Further, things are handled differently here than in the Ape case. In light of the present rumors around the lone, I choose not to invest in it. It’s just as likely to drop to $5 as it is to rise to $15; therefore, if I want to gamble with a wide range of possible outcomes, I’ll play roulette instead.
3. Tokens
What determines a Token’s value, regardless of the underlying technology, is consumer interest. Thus, it is undesirable for a Token to have high demand but rapid supply growth. Inflation is beneficial for the expansion of a country’s resources but harmful to the value of its possessions. Inflation is good for an ecosystem’s development since it will entice programmers to join, a nuanced point that to a handful of people seem to understand. However, in the near future, the value of one’s possessions will decline.

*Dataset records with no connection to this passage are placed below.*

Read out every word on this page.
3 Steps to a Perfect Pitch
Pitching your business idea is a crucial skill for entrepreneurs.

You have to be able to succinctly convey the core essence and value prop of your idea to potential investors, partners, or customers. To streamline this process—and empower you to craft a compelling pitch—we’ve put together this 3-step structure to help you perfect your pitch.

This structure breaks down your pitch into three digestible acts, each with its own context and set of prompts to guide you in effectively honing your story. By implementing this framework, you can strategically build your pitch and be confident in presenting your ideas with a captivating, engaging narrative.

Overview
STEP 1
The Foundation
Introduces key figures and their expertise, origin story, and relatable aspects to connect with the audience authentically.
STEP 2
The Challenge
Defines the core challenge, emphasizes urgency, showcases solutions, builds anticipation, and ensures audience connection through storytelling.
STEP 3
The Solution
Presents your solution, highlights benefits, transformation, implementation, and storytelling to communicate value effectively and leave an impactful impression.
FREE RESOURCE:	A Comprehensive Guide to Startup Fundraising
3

A Token with annual inflation of 20% is unattractive to me as an investor, and the range from 15% to 20% is already pretty tight.
4. Avalanche
Even by current standards, the rate of token inflation remains quite high. Until October of 2024, we will remain between 20% and 24%. This is a significant amount. There has been a huge amount of dilution, and the issue is that some of the pricing is still being propped up by males who purchased Tokens in the 2019 private transactions.
I can guarantee that anyone that paid $ 0.50 for AVAX will have a good time with it once it has been enabled. The section set aside for interns and, in my opinion, large Teams has had a significant Investing over 10 years, but this must be taken into account. Avalanche’s advertising, which emphasizes its status as an “Ethereum Killer,” is the primary cause of my skepticism.